Il tutto con un linguaggio moderno per rendere contemporanea la cacciagione, troppo spesso relegata a cucina arcaica del passato, bisognosa di lunghe cotture, di marinature e che invece oggi, grazie ad una nuova generazione di chef e tecniche innovative, può essere proposta in maniera moderna e può entrare facilmente nella dieta alimentare di tutti, apportando benefici nutrizionali di altissima importanza. 

Un focus importante sulle filiere di carne selvatica, non solo come filiere che guardano al benessere dell’animale lasciato libero di vivere nel suo ambiente naturale senza innesti dell’uomo, ma anche come espressione dell’identità culinaria e volano di sviluppo di microeconomia per i territori più rurali. 

Ospiti di questa prima edizione, dopo il lancio del Manifesto del Cibo Selvaggio dello scorso anno, gli chef Lucio Pompili, Giulio Gigli e Paolo Trippini, sotto il cappello autorevole di Igles Corelli, chef ambassador 2023. 

**Ma cosa significa Cibo Selvaggio? **

Lucio Pompili, lo chef cacciatore per antonomasia, parla di cibo originale, di cibo della natura che sia esso vegetale come funghi, tuberi, radici o erbe spontanee, o animale come la carne o il pesce e parla del “cacciare” il cibo, inteso come andarlo a cercare e prelevarlo, come modo che l’uomo ha per procurarselo in maniera spontanea, senza allevarlo o coltivarlo.
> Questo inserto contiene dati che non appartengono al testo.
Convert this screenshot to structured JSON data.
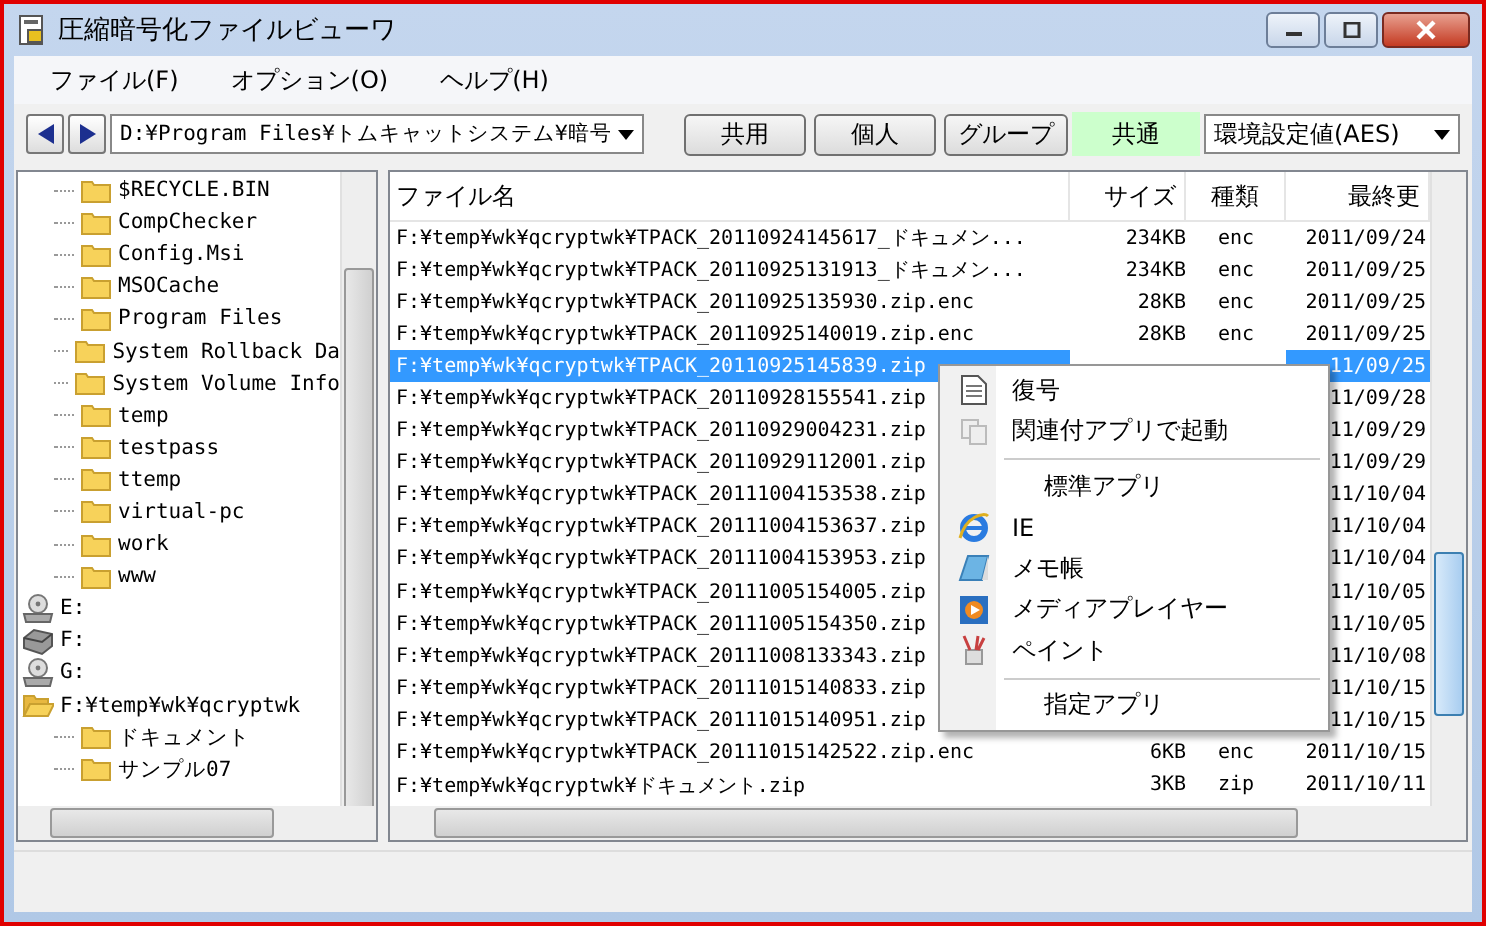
{
  "window": {
    "title": "圧縮暗号化ファイルビューワ"
  },
  "menu": [
    "ファイル(F)",
    "オプション(O)",
    "ヘルプ(H)"
  ],
  "toolbar": {
    "path": "D:¥Program Files¥トムキャットシステム¥暗号",
    "buttons": [
      "共用",
      "個人",
      "グループ"
    ],
    "mode_label": "共通",
    "setting": "環境設定値(AES)"
  },
  "tree": [
    {
      "children": [
        {
          "label": "$RECYCLE.BIN",
          "kind": "folder"
        },
        {
          "label": "CompChecker",
          "kind": "folder"
        },
        {
          "label": "Config.Msi",
          "kind": "folder"
        },
        {
          "label": "MSOCache",
          "kind": "folder"
        },
        {
          "label": "Program Files",
          "kind": "folder"
        },
        {
          "label": "System Rollback Da",
          "kind": "folder"
        },
        {
          "label": "System Volume Info",
          "kind": "folder"
        },
        {
          "label": "temp",
          "kind": "folder"
        },
        {
          "label": "testpass",
          "kind": "folder"
        },
        {
          "label": "ttemp",
          "kind": "folder"
        },
        {
          "label": "virtual-pc",
          "kind": "folder"
        },
        {
          "label": "work",
          "kind": "folder"
        },
        {
          "label": "www",
          "kind": "folder"
        }
      ]
    },
    {
      "label": "E:",
      "kind": "disc"
    },
    {
      "label": "F:",
      "kind": "drive"
    },
    {
      "label": "G:",
      "kind": "disc"
    },
    {
      "label": "F:¥temp¥wk¥qcryptwk",
      "kind": "open-folder",
      "children": [
        {
          "label": "ドキュメント",
          "kind": "folder"
        },
        {
          "label": "サンプル07",
          "kind": "folder"
        }
      ]
    }
  ],
  "table": {
    "columns": [
      "ファイル名",
      "サイズ",
      "種類",
      "最終更"
    ],
    "rows": [
      {
        "name": "F:¥temp¥wk¥qcryptwk¥TPACK_20110924145617_ドキュメン...",
        "size": "234KB",
        "type": "enc",
        "date": "2011/09/24",
        "selected": false
      },
      {
        "name": "F:¥temp¥wk¥qcryptwk¥TPACK_20110925131913_ドキュメン...",
        "size": "234KB",
        "type": "enc",
        "date": "2011/09/25",
        "selected": false
      },
      {
        "name": "F:¥temp¥wk¥qcryptwk¥TPACK_20110925135930.zip.enc",
        "size": "28KB",
        "type": "enc",
        "date": "2011/09/25",
        "selected": false
      },
      {
        "name": "F:¥temp¥wk¥qcryptwk¥TPACK_20110925140019.zip.enc",
        "size": "28KB",
        "type": "enc",
        "date": "2011/09/25",
        "selected": false
      },
      {
        "name": "F:¥temp¥wk¥qcryptwk¥TPACK_20110925145839.zip",
        "date": "11/09/25",
        "selected": true
      },
      {
        "name": "F:¥temp¥wk¥qcryptwk¥TPACK_20110928155541.zip",
        "date": "11/09/28",
        "selected": false
      },
      {
        "name": "F:¥temp¥wk¥qcryptwk¥TPACK_20110929004231.zip",
        "date": "11/09/29",
        "selected": false
      },
      {
        "name": "F:¥temp¥wk¥qcryptwk¥TPACK_20110929112001.zip",
        "date": "11/09/29",
        "selected": false
      },
      {
        "name": "F:¥temp¥wk¥qcryptwk¥TPACK_20111004153538.zip",
        "date": "11/10/04",
        "selected": false
      },
      {
        "name": "F:¥temp¥wk¥qcryptwk¥TPACK_20111004153637.zip",
        "date": "11/10/04",
        "selected": false
      },
      {
        "name": "F:¥temp¥wk¥qcryptwk¥TPACK_20111004153953.zip",
        "date": "11/10/04",
        "selected": false
      },
      {
        "name": "F:¥temp¥wk¥qcryptwk¥TPACK_20111005154005.zip",
        "date": "11/10/05",
        "selected": false
      },
      {
        "name": "F:¥temp¥wk¥qcryptwk¥TPACK_20111005154350.zip",
        "date": "11/10/05",
        "selected": false
      },
      {
        "name": "F:¥temp¥wk¥qcryptwk¥TPACK_20111008133343.zip",
        "date": "11/10/08",
        "selected": false
      },
      {
        "name": "F:¥temp¥wk¥qcryptwk¥TPACK_20111015140833.zip",
        "date": "11/10/15",
        "selected": false
      },
      {
        "name": "F:¥temp¥wk¥qcryptwk¥TPACK_20111015140951.zip",
        "date": "11/10/15",
        "selected": false
      },
      {
        "name": "F:¥temp¥wk¥qcryptwk¥TPACK_20111015142522.zip.enc",
        "size": "6KB",
        "type": "enc",
        "date": "2011/10/15",
        "selected": false
      },
      {
        "name": "F:¥temp¥wk¥qcryptwk¥ドキュメント.zip",
        "size": "3KB",
        "type": "zip",
        "date": "2011/10/11",
        "selected": false
      }
    ]
  },
  "context_menu": [
    {
      "kind": "document",
      "label": "復号"
    },
    {
      "kind": "copies",
      "label": "関連付アプリで起動"
    },
    {
      "kind": "separator"
    },
    {
      "kind": "heading",
      "label": "標準アプリ"
    },
    {
      "kind": "browser",
      "label": "IE"
    },
    {
      "kind": "notepad",
      "label": "メモ帳"
    },
    {
      "kind": "player",
      "label": "メディアプレイヤー"
    },
    {
      "kind": "paint",
      "label": "ペイント"
    },
    {
      "kind": "separator"
    },
    {
      "kind": "heading",
      "label": "指定アプリ"
    }
  ]
}
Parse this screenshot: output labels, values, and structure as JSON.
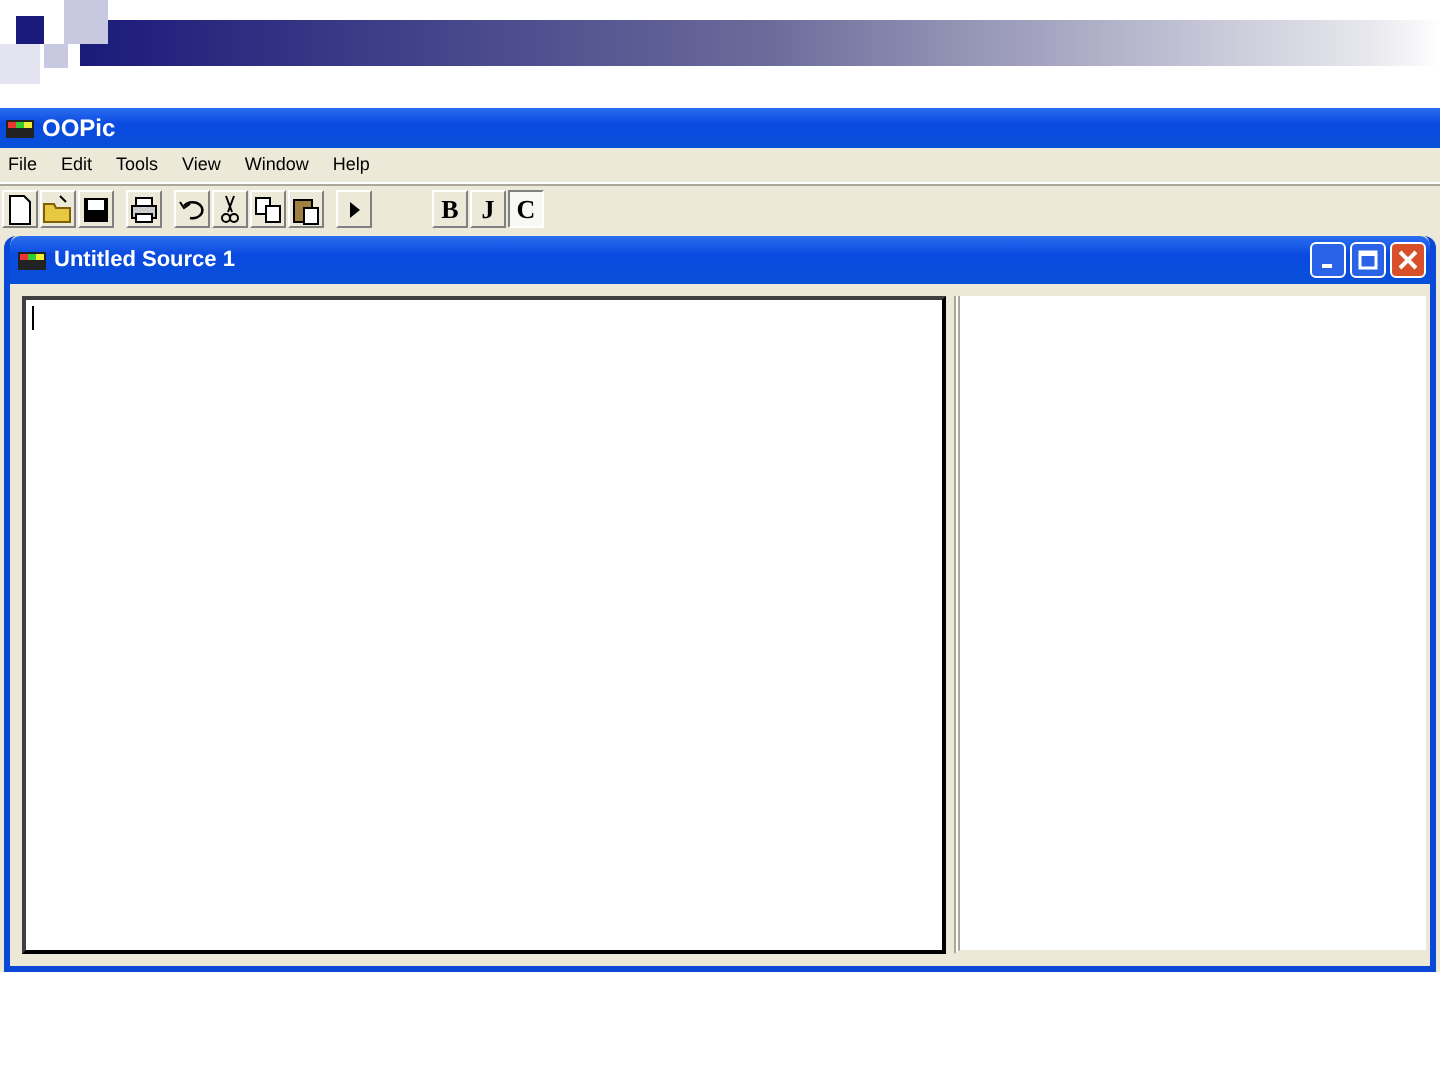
{
  "app_window": {
    "title": "OOPic"
  },
  "menu": [
    {
      "label": "File"
    },
    {
      "label": "Edit"
    },
    {
      "label": "Tools"
    },
    {
      "label": "View"
    },
    {
      "label": "Window"
    },
    {
      "label": "Help"
    }
  ],
  "format_buttons": [
    {
      "label": "B",
      "pressed": false
    },
    {
      "label": "J",
      "pressed": false
    },
    {
      "label": "C",
      "pressed": true
    }
  ],
  "document_window": {
    "title": "Untitled Source 1"
  }
}
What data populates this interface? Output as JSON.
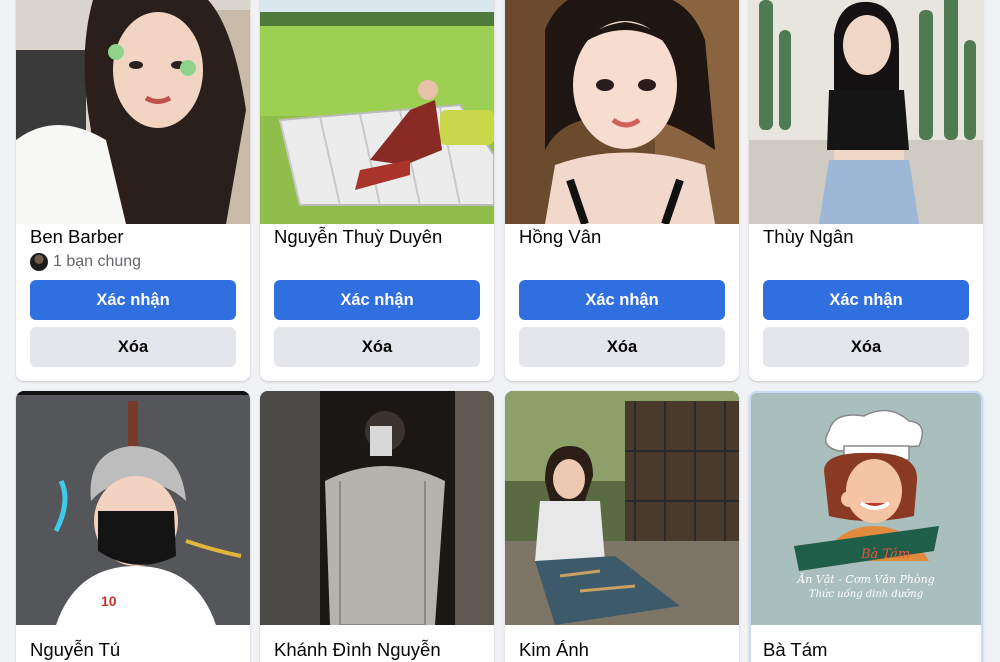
{
  "requests": [
    {
      "name": "Ben Barber",
      "mutual_friends": "1 bạn chung",
      "confirm_label": "Xác nhận",
      "delete_label": "Xóa"
    },
    {
      "name": "Nguyễn Thuỳ Duyên",
      "confirm_label": "Xác nhận",
      "delete_label": "Xóa"
    },
    {
      "name": "Hồng Vân",
      "confirm_label": "Xác nhận",
      "delete_label": "Xóa"
    },
    {
      "name": "Thùy Ngân",
      "confirm_label": "Xác nhận",
      "delete_label": "Xóa"
    },
    {
      "name": "Nguyễn Tú"
    },
    {
      "name": "Khánh Đình Nguyễn"
    },
    {
      "name": "Kim Ánh"
    },
    {
      "name": "Bà Tám",
      "logo_text": {
        "brand": "Bà Tám",
        "line1": "Ăn Vặt - Cơm Văn Phòng",
        "line2": "Thức uống dinh dưỡng"
      }
    }
  ],
  "colors": {
    "primary": "#2f6fdf",
    "secondary": "#e4e6eb",
    "background": "#f0f2f5",
    "text": "#050505",
    "muted": "#65676b"
  }
}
E procurarsi il cibo in base al proprio fabbisogno, senza scorte eccessive destinate molto spesso allo spreco, è sicuramente un modo etico e sostenibile di sostentamento. 

Cucina selvaggia per l’umbro Paolo Trippini è cucina del bosco. Abituato a raccogliere dai boschi sopra il lago di Corbara i pregiati frutti che la natura offre e ai quali ha dedicato uno dei piatti che segna la cifra del suo stile, Bosco Umbro, lo chef da sempre promuove l’utilizzo della carne selvatica, contestualizzandola, nelle sue preparazioni, all’habitat da cui proviene. Ecco quindi che le bacche, i germogli le gemme degli arbusti, le erbe, i funghi e certi tipi di frutta di cui daini e caprioli si cibano, diventano parte integrante dei piatti di cacciagione dello chef Trippini, per una cucina che sprigiona in modo circolare tutta l’essenza della natura. 

Giulio Gigli chef patron di UNE, si fa portavoce di un messaggio ben preciso: le tradizioni come via per il progresso e la cucina selvaggia come il “passato” che diventa futuro. Essere uno chef oggi è un atto culturale in cui intervengono i valori del rispetto della materia prima e la responsabilità di essere custodi di una cultura gastronomica che tocca a noi raccontare. Poche sofisticazioni, soprattutto quando parliamo di filiere cortissime che arrivano dai territori circostanti ed esaltazione del tratto identitario del cibo che mangiamo.